Preparations are under way by admirers and interpreters of David King to mount a tribute concert in honour of the late playwright and songwriter.
Foolish Man: The Songs of David King will be staged at the Gibsons Heritage Playhouse on May 1, featuring a full band and singers who will present more than 20 of King’s characteristically witty, catchy, poignant songs.
King died at his home in Granthams Landing in Jan. 2021 after contracting pancreatic cancer. Originally from Winnipeg, King was a nationally-acclaimed writer for theatre, television, radio and film whose creativity continued to flourish after his retirement in 2007 to the Sunshine Coast. Tongue-in-cheek, he referred to his West Howe Sound community as the “National Theatre School of Gibsons,” owing to the town’s abundance of artists and actors.
His plays Garage Sale and Life Skills both received Jessie Richardson Theatre awards for best original play in 1984 and 1986. In 1975 he won a Genie for his short film For Gentlemen Only. His play Life Skills played to enthusiastic audiences in Gibsons in 2017.

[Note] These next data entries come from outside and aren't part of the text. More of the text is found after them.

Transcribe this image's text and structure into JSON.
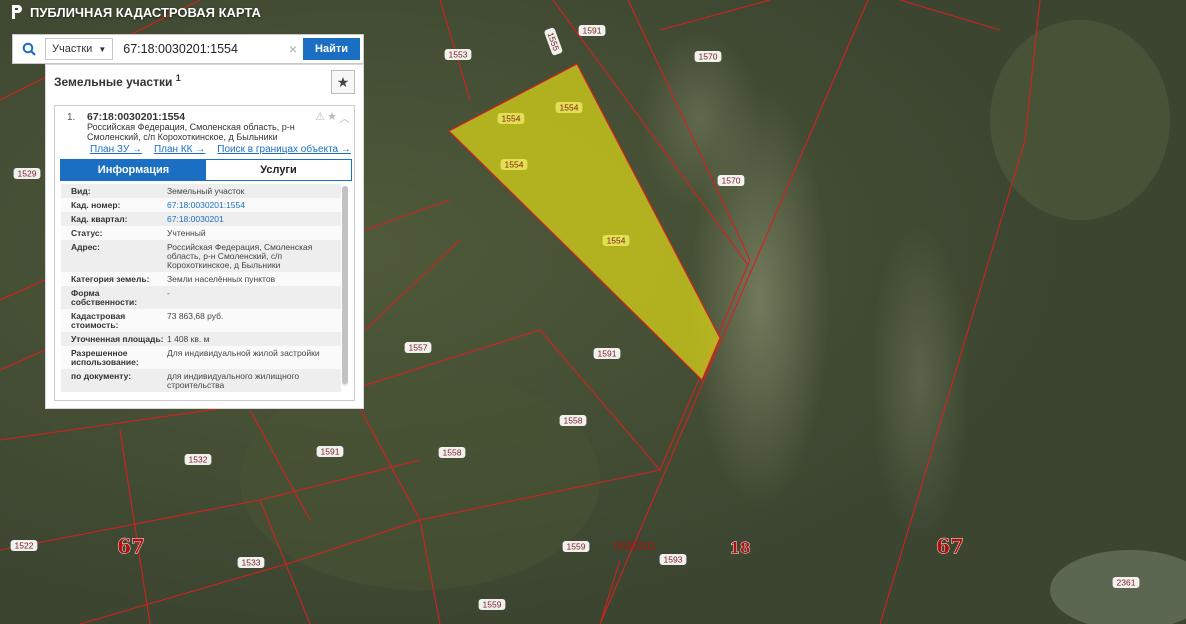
{
  "app": {
    "title": "ПУБЛИЧНАЯ КАДАСТРОВАЯ КАРТА"
  },
  "search": {
    "type_label": "Участки",
    "query": "67:18:0030201:1554",
    "clear_symbol": "×",
    "find_label": "Найти"
  },
  "panel": {
    "title": "Земельные участки",
    "count": "1",
    "card": {
      "index": "1.",
      "cad_number": "67:18:0030201:1554",
      "address": "Российская Федерация, Смоленская область, р-н Смоленский, с/п Корохоткинское, д Быльники",
      "links": [
        "План ЗУ →",
        "План КК →",
        "Поиск в границах объекта →"
      ],
      "tabs": [
        "Информация",
        "Услуги"
      ],
      "rows": [
        {
          "label": "Вид:",
          "value": "Земельный участок"
        },
        {
          "label": "Кад. номер:",
          "value": "67:18:0030201:1554"
        },
        {
          "label": "Кад. квартал:",
          "value": "67:18:0030201"
        },
        {
          "label": "Статус:",
          "value": "Учтенный"
        },
        {
          "label": "Адрес:",
          "value": "Российская Федерация, Смоленская область, р-н Смоленский, с/п Корохоткинское, д Быльники"
        },
        {
          "label": "Категория земель:",
          "value": "Земли населённых пунктов"
        },
        {
          "label": "Форма собственности:",
          "value": "-"
        },
        {
          "label": "Кадастровая стоимость:",
          "value": "73 863,68 руб."
        },
        {
          "label": "Уточненная площадь:",
          "value": "1 408 кв. м"
        },
        {
          "label": "Разрешенное использование:",
          "value": "Для индивидуальной жилой застройки"
        },
        {
          "label": "по документу:",
          "value": "для индивидуального жилищного строительства"
        }
      ]
    }
  },
  "map": {
    "parcel_labels": [
      "1553",
      "1555",
      "1591",
      "1570",
      "1554",
      "1554",
      "1554",
      "1554",
      "1570",
      "1529",
      "1557",
      "1591",
      "1558",
      "1591",
      "1558",
      "1532",
      "1522",
      "1533",
      "1559",
      "0030201",
      "1593",
      "1559",
      "2361"
    ],
    "region_labels": [
      "67",
      "18",
      "67"
    ],
    "colors": {
      "boundary": "#d42020",
      "highlight": "#d6d21a",
      "label_text": "#7a1a1a",
      "region_text": "#b01010"
    }
  }
}
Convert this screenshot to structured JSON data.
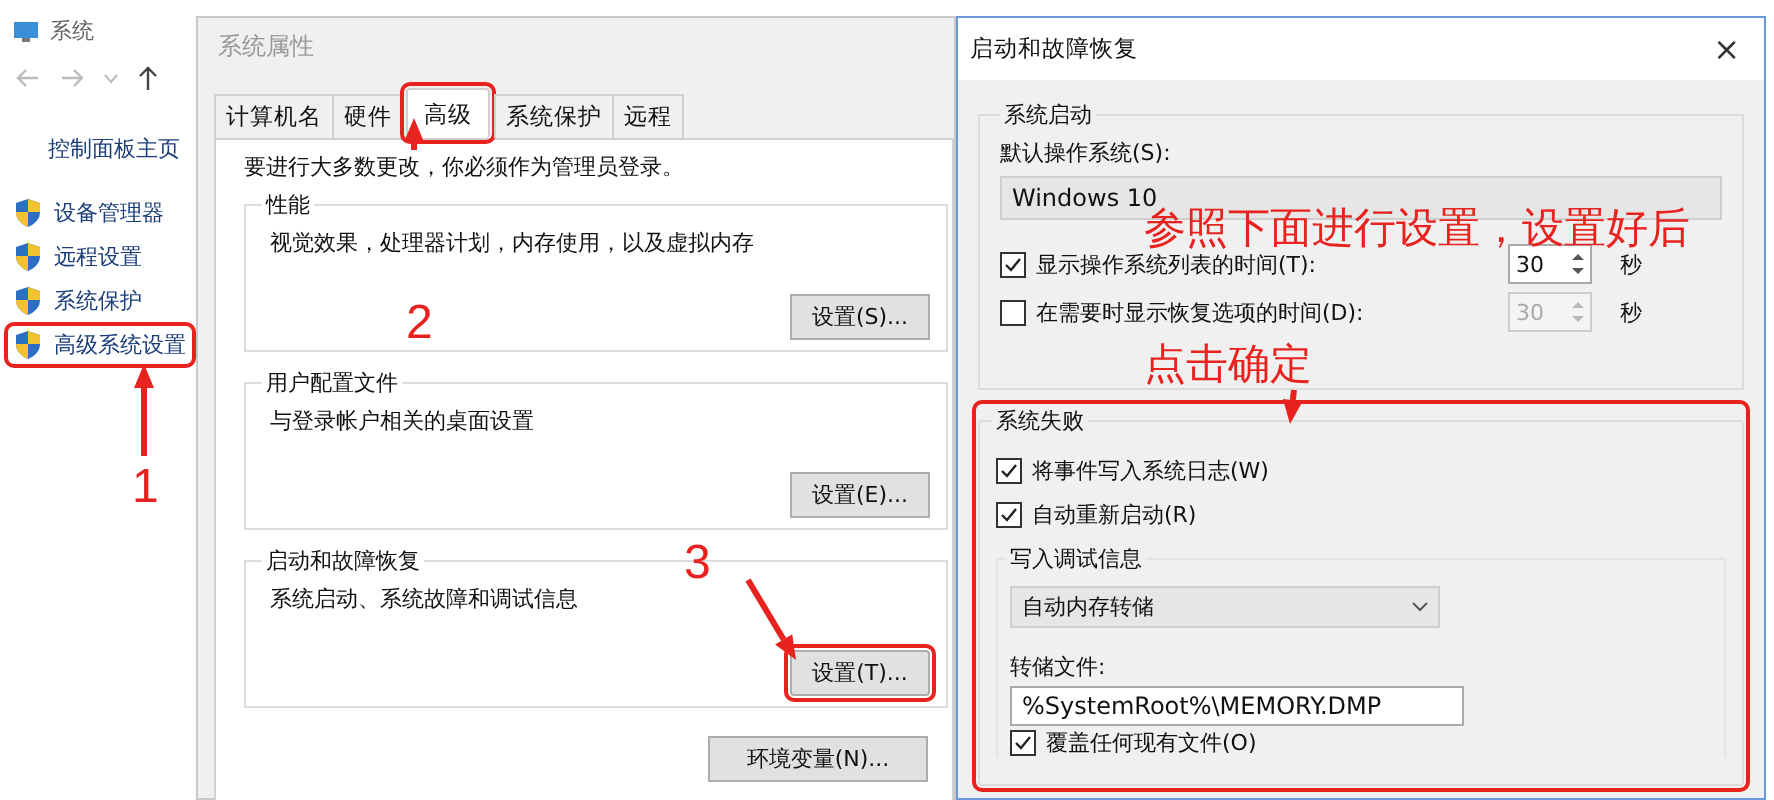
{
  "system_window": {
    "title": "系统",
    "sidebar": {
      "home": "控制面板主页",
      "items": [
        {
          "label": "设备管理器",
          "highlighted": false
        },
        {
          "label": "远程设置",
          "highlighted": false
        },
        {
          "label": "系统保护",
          "highlighted": false
        },
        {
          "label": "高级系统设置",
          "highlighted": true
        }
      ]
    }
  },
  "properties_dialog": {
    "title": "系统属性",
    "tabs": [
      {
        "label": "计算机名",
        "selected": false,
        "highlighted": false
      },
      {
        "label": "硬件",
        "selected": false,
        "highlighted": false
      },
      {
        "label": "高级",
        "selected": true,
        "highlighted": true
      },
      {
        "label": "系统保护",
        "selected": false,
        "highlighted": false
      },
      {
        "label": "远程",
        "selected": false,
        "highlighted": false
      }
    ],
    "notice": "要进行大多数更改，你必须作为管理员登录。",
    "groups": [
      {
        "title": "性能",
        "description": "视觉效果，处理器计划，内存使用，以及虚拟内存",
        "button": {
          "label": "设置(S)...",
          "highlighted": false
        }
      },
      {
        "title": "用户配置文件",
        "description": "与登录帐户相关的桌面设置",
        "button": {
          "label": "设置(E)...",
          "highlighted": false
        }
      },
      {
        "title": "启动和故障恢复",
        "description": "系统启动、系统故障和调试信息",
        "button": {
          "label": "设置(T)...",
          "highlighted": true
        }
      }
    ],
    "footer_button": "环境变量(N)..."
  },
  "startup_dialog": {
    "title": "启动和故障恢复",
    "close": "×",
    "startup_group": {
      "title": "系统启动",
      "default_os_label": "默认操作系统(S):",
      "default_os": "Windows 10",
      "timers": [
        {
          "label": "显示操作系统列表的时间(T):",
          "checked": true,
          "value": "30",
          "unit": "秒",
          "disabled": false
        },
        {
          "label": "在需要时显示恢复选项的时间(D):",
          "checked": false,
          "value": "30",
          "unit": "秒",
          "disabled": true
        }
      ]
    },
    "failure_group": {
      "title": "系统失败",
      "highlighted": true,
      "options": [
        {
          "label": "将事件写入系统日志(W)",
          "checked": true
        },
        {
          "label": "自动重新启动(R)",
          "checked": true
        }
      ],
      "debug": {
        "title": "写入调试信息",
        "dump_type": "自动内存转储",
        "dump_file_label": "转储文件:",
        "dump_file": "%SystemRoot%\\MEMORY.DMP",
        "overwrite": {
          "label": "覆盖任何现有文件(O)",
          "checked": true
        }
      }
    }
  },
  "annotations": {
    "steps": [
      "1",
      "2",
      "3"
    ],
    "note": [
      "参照下面进行设置，设置好后",
      "点击确定"
    ]
  }
}
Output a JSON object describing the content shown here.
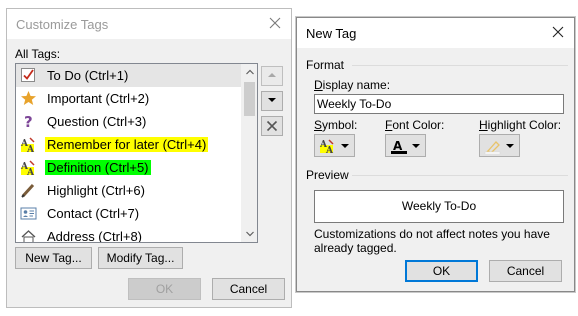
{
  "customize": {
    "title": "Customize Tags",
    "all_tags_label": "All Tags:",
    "tags": [
      {
        "label": "To Do (Ctrl+1)",
        "icon": "checkbox-checked-icon",
        "highlight": "",
        "selected": true
      },
      {
        "label": "Important (Ctrl+2)",
        "icon": "star-icon",
        "highlight": "",
        "selected": false
      },
      {
        "label": "Question (Ctrl+3)",
        "icon": "question-mark-icon",
        "highlight": "",
        "selected": false
      },
      {
        "label": "Remember for later (Ctrl+4)",
        "icon": "highlighter-text-icon",
        "highlight": "#ffff00",
        "selected": false
      },
      {
        "label": "Definition (Ctrl+5)",
        "icon": "highlighter-text-icon",
        "highlight": "#00ff00",
        "selected": false
      },
      {
        "label": "Highlight (Ctrl+6)",
        "icon": "pen-icon",
        "highlight": "",
        "selected": false
      },
      {
        "label": "Contact (Ctrl+7)",
        "icon": "contact-card-icon",
        "highlight": "",
        "selected": false
      },
      {
        "label": "Address (Ctrl+8)",
        "icon": "house-icon",
        "highlight": "",
        "selected": false
      }
    ],
    "new_tag_button": "New Tag...",
    "modify_tag_button": "Modify Tag...",
    "ok_button": "OK",
    "cancel_button": "Cancel"
  },
  "new_tag": {
    "title": "New Tag",
    "format_label": "Format",
    "display_name_label": "Display name:",
    "display_name_value": "Weekly To-Do",
    "symbol_label": "Symbol:",
    "font_color_label": "Font Color:",
    "highlight_color_label": "Highlight Color:",
    "preview_label": "Preview",
    "preview_text": "Weekly To-Do",
    "note": "Customizations do not affect notes you have already tagged.",
    "ok_button": "OK",
    "cancel_button": "Cancel"
  },
  "colors": {
    "accent": "#0078d7",
    "selection": "#e5e5e5",
    "checkbox_red": "#c42b1c",
    "star_gold": "#e8a32c",
    "question_purple": "#7d4698"
  }
}
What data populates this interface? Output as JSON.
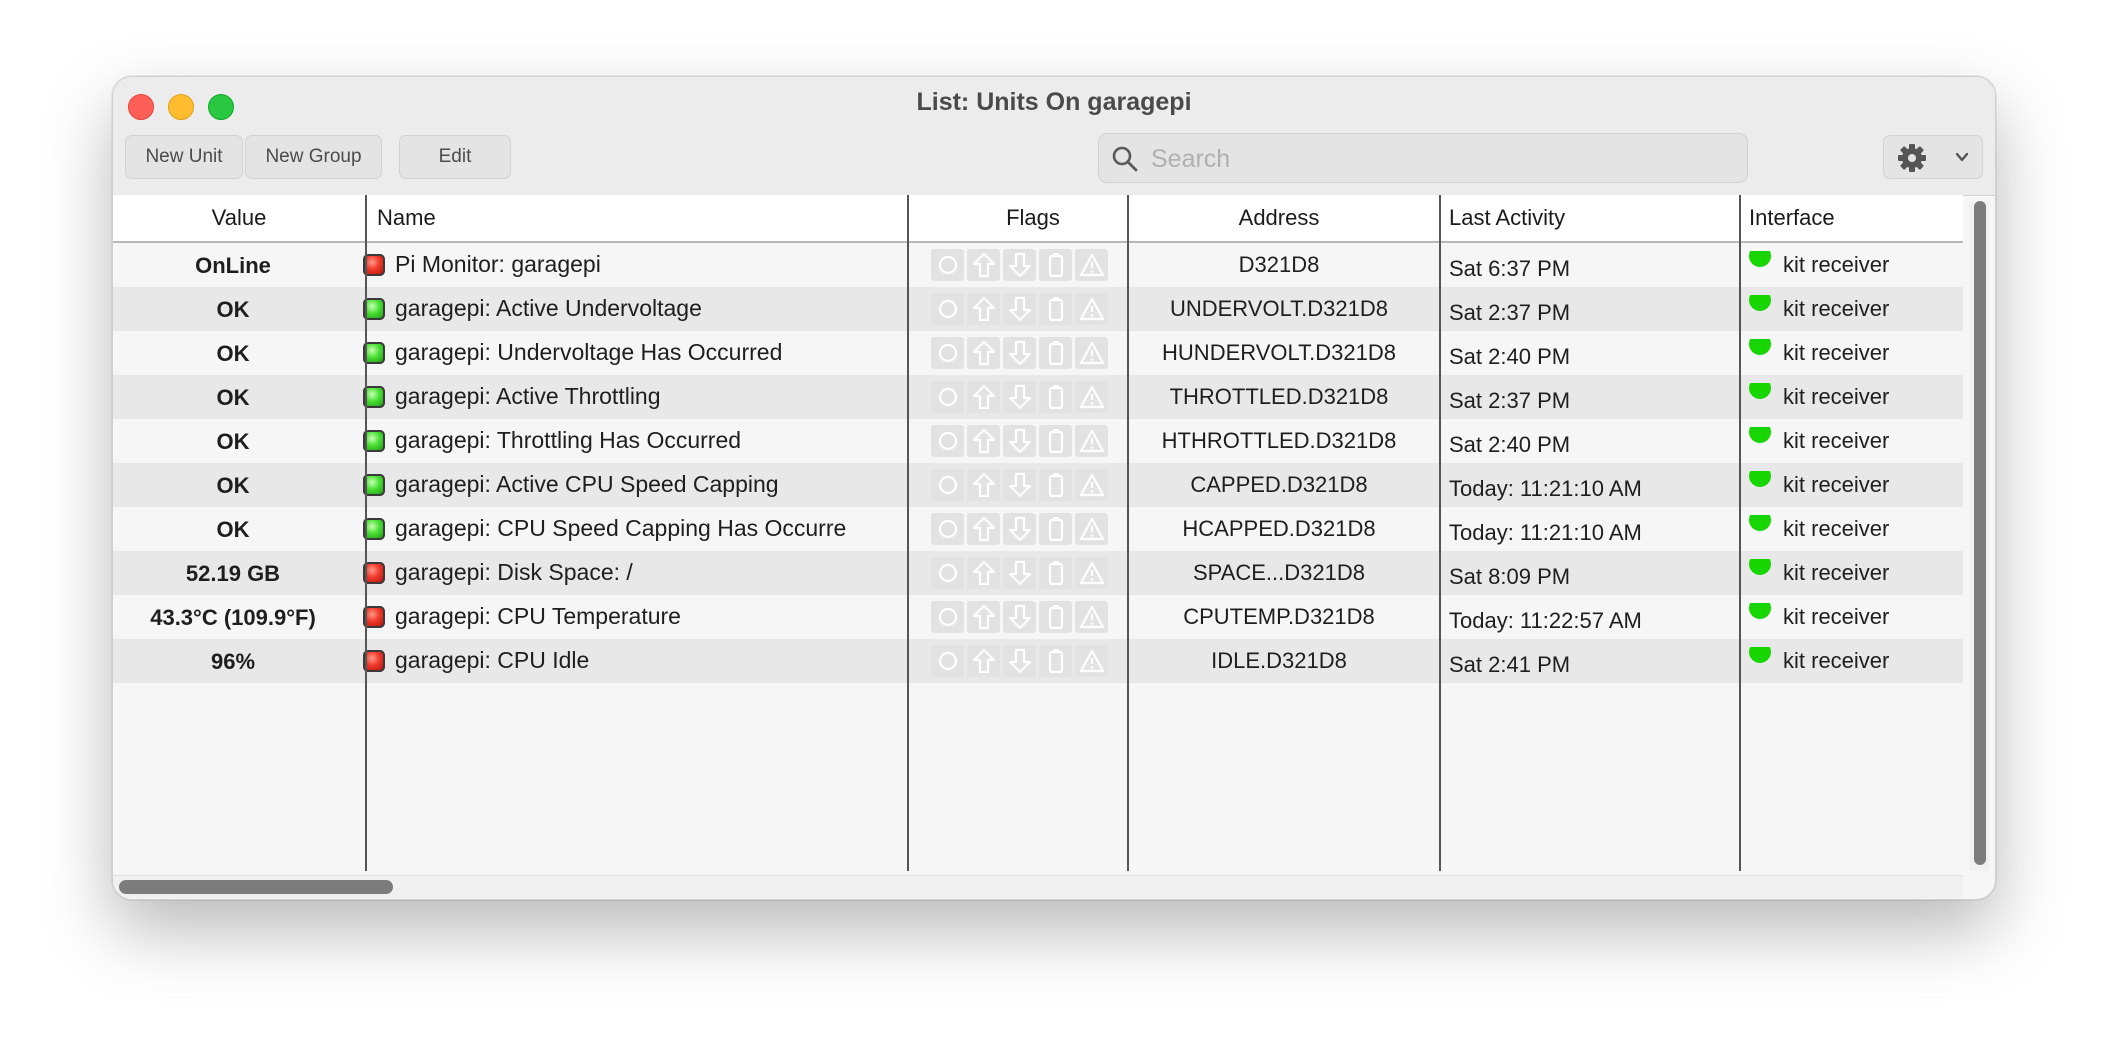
{
  "window": {
    "title": "List: Units On garagepi"
  },
  "toolbar": {
    "new_unit": "New Unit",
    "new_group": "New Group",
    "edit": "Edit",
    "search_placeholder": "Search"
  },
  "columns": {
    "value": "Value",
    "name": "Name",
    "flags": "Flags",
    "address": "Address",
    "last_activity": "Last Activity",
    "interface": "Interface"
  },
  "rows": [
    {
      "value": "OnLine",
      "name": "Pi Monitor: garagepi",
      "status": "red",
      "address": "D321D8",
      "last_activity": "Sat 6:37 PM",
      "interface": "kit receiver"
    },
    {
      "value": "OK",
      "name": "garagepi: Active Undervoltage",
      "status": "green",
      "address": "UNDERVOLT.D321D8",
      "last_activity": "Sat 2:37 PM",
      "interface": "kit receiver"
    },
    {
      "value": "OK",
      "name": "garagepi: Undervoltage Has Occurred",
      "status": "green",
      "address": "HUNDERVOLT.D321D8",
      "last_activity": "Sat 2:40 PM",
      "interface": "kit receiver"
    },
    {
      "value": "OK",
      "name": "garagepi: Active Throttling",
      "status": "green",
      "address": "THROTTLED.D321D8",
      "last_activity": "Sat 2:37 PM",
      "interface": "kit receiver"
    },
    {
      "value": "OK",
      "name": "garagepi: Throttling Has Occurred",
      "status": "green",
      "address": "HTHROTTLED.D321D8",
      "last_activity": "Sat 2:40 PM",
      "interface": "kit receiver"
    },
    {
      "value": "OK",
      "name": "garagepi: Active CPU Speed Capping",
      "status": "green",
      "address": "CAPPED.D321D8",
      "last_activity": "Today: 11:21:10 AM",
      "interface": "kit receiver"
    },
    {
      "value": "OK",
      "name": "garagepi: CPU Speed Capping Has Occurre",
      "status": "green",
      "address": "HCAPPED.D321D8",
      "last_activity": "Today: 11:21:10 AM",
      "interface": "kit receiver"
    },
    {
      "value": "52.19 GB",
      "name": "garagepi: Disk Space: /",
      "status": "red",
      "address": "SPACE...D321D8",
      "last_activity": "Sat 8:09 PM",
      "interface": "kit receiver"
    },
    {
      "value": "43.3°C (109.9°F)",
      "name": "garagepi: CPU Temperature",
      "status": "red",
      "address": "CPUTEMP.D321D8",
      "last_activity": "Today: 11:22:57 AM",
      "interface": "kit receiver"
    },
    {
      "value": "96%",
      "name": "garagepi: CPU Idle",
      "status": "red",
      "address": "IDLE.D321D8",
      "last_activity": "Sat 2:41 PM",
      "interface": "kit receiver"
    }
  ],
  "flag_icons": [
    "circle-icon",
    "arrow-up-icon",
    "arrow-down-icon",
    "battery-icon",
    "warning-icon"
  ],
  "colors": {
    "status_red": "#f13a2b",
    "status_green": "#49e034",
    "interface_dot": "#17d600"
  }
}
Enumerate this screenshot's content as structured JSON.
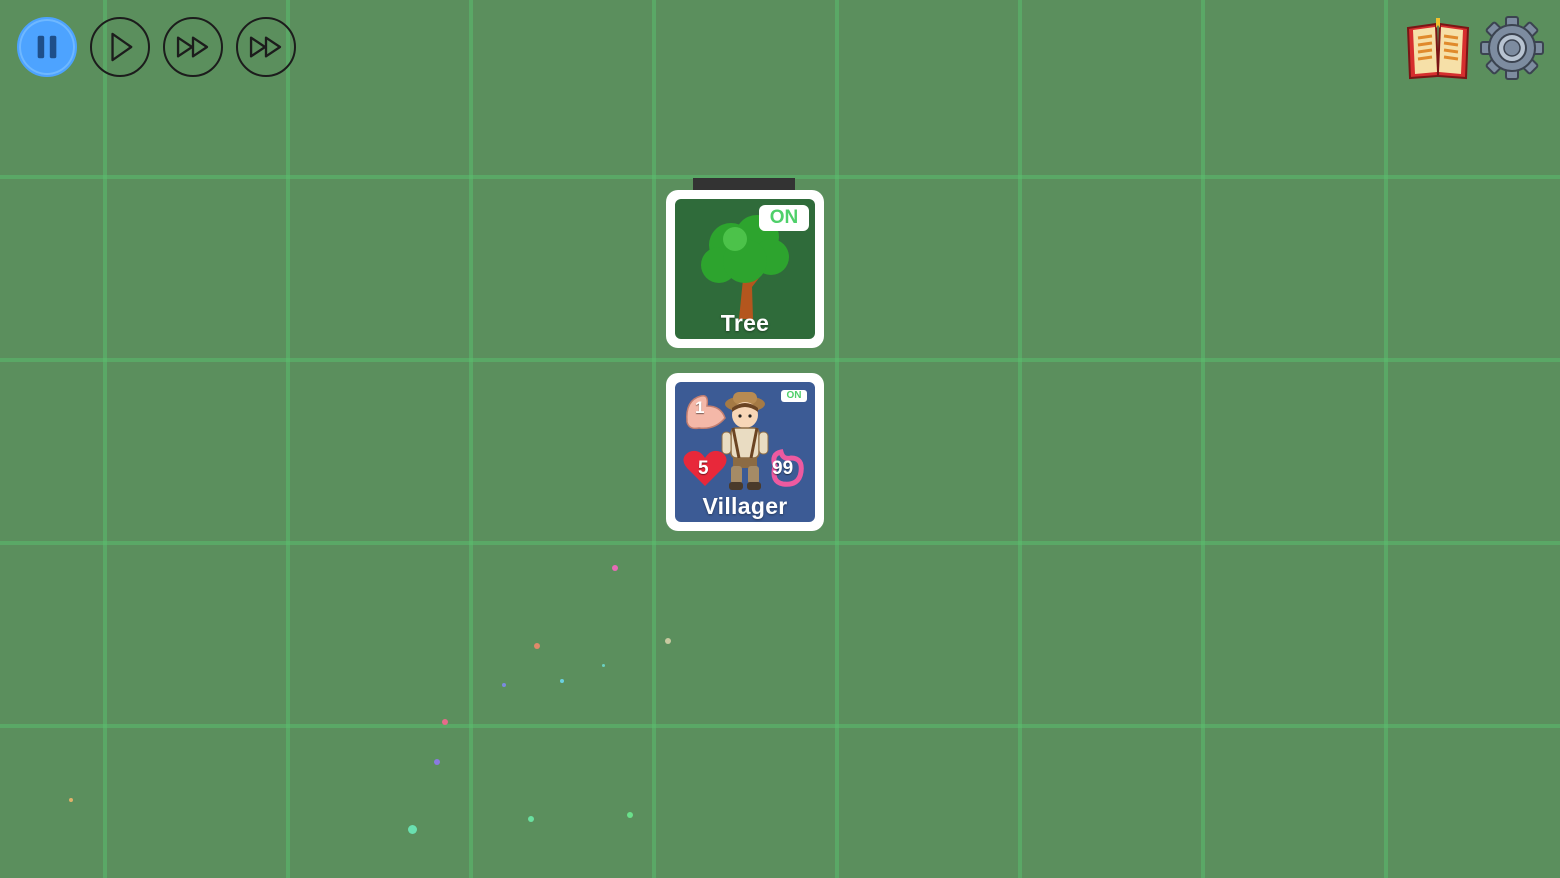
{
  "controls": {
    "pause": {
      "icon": "pause-icon",
      "state": "active"
    },
    "play": {
      "icon": "play-icon"
    },
    "fast_forward": {
      "icon": "fast-forward-icon"
    },
    "faster_forward": {
      "icon": "fast-forward-icon"
    }
  },
  "toolbar": {
    "recipe_book": {
      "icon": "open-book-icon"
    },
    "settings": {
      "icon": "gear-icon"
    }
  },
  "cards": {
    "tree": {
      "name": "Tree",
      "toggle": "ON",
      "color": "#2f6b3a"
    },
    "villager": {
      "name": "Villager",
      "toggle": "ON",
      "strength": "1",
      "health": "5",
      "food": "99",
      "color": "#3c5b95"
    }
  },
  "colors": {
    "board": "#5b8f5d",
    "grid": "#5abe6e",
    "active_control": "#4da3ff",
    "toggle_text": "#4fd06a"
  }
}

Wanda Nowicki, who is producing Foolish Man and will be singing several numbers, met King after he relocated to the West Coast. “He was still writing plays,” she recalled, “but he’d really gotten a lot more into his music, into his songs.”
Their first encounter occurred at an open mic event that Nowicki was coordinating at the Cafe Montmartre on Vancouver’s Main Street. King shuffled into the venue, exuding eccentricity. “He got up and he did this amazing piece that was set to music,” Nowicki said. “But it was spoken word, and then he sang a little bit in it. So here’s this guy in this big coat with his muttering voice—he gets up on stage and he was electrifying. It was brilliant.”
King’s performance at the Cafe Montmartre led to years of friendship and creative collaboration with Nowicki. She recorded several of his songs, both as a lead and backup vocalist.
For Peter Hill, who will be playing guitar in Foolish Man, his first reaction to King’s musicianship was a skeptical one: King was playing his guitar too loudly and drowning out the words. “But then I sort of leaned in,” Hill said, “because I could hear all these great lyrics coming out.” The two ended up forming a duo called Foolish Man. During years of regular performances they also recorded two albums.
“I was always amazed at what David came up with,” said Hill. “He was always writing, always coming up with new songs, sending me songs, sending me chords. As much as the lyrics are great, the music is quite complex too. We’re working together with a band now and it takes some rehearsal to get those songs down. They’re not easy songs to learn.”
Joining Nowicki and Hill onstage for Foolish Man will be pianist Ken Dalgleish, bassist Boyd Norman and drummer Tim Enns.
King’s songbook includes tunes written in tribute to his adoptive landscape of the Sunshine Coast, as well as contemporary issues like refugees, gay weddings, and the environment—serious subjects tempered with ironic twists. “It’s not like he had an overwhelming personality,” said Hill. “He was the opposite. And the subtlety came out in his writing. These lines would come out of nowhere and you wouldn’t expect it because they were so funny and so underplayed.”
Members of King’s family are traveling from Winnipeg and Victoria to attend the show.
Near the end of his life, King sent each of his nieces a song with a request to record them so he could listen as he lay looking out to sea. One of those songs, My Valley Road, whose melody was written by Vancouver songwriter Hilary Grist, will be performed on May 1.
Tickets ($25) for Foolish Man are available at One Flower One Leaf Gallery in Lower Gibsons and Gibsons Florist at Sunnycrest Mall. Exact cash is required. Online tickets are also available; browse to bit.ly/Foolish-Man.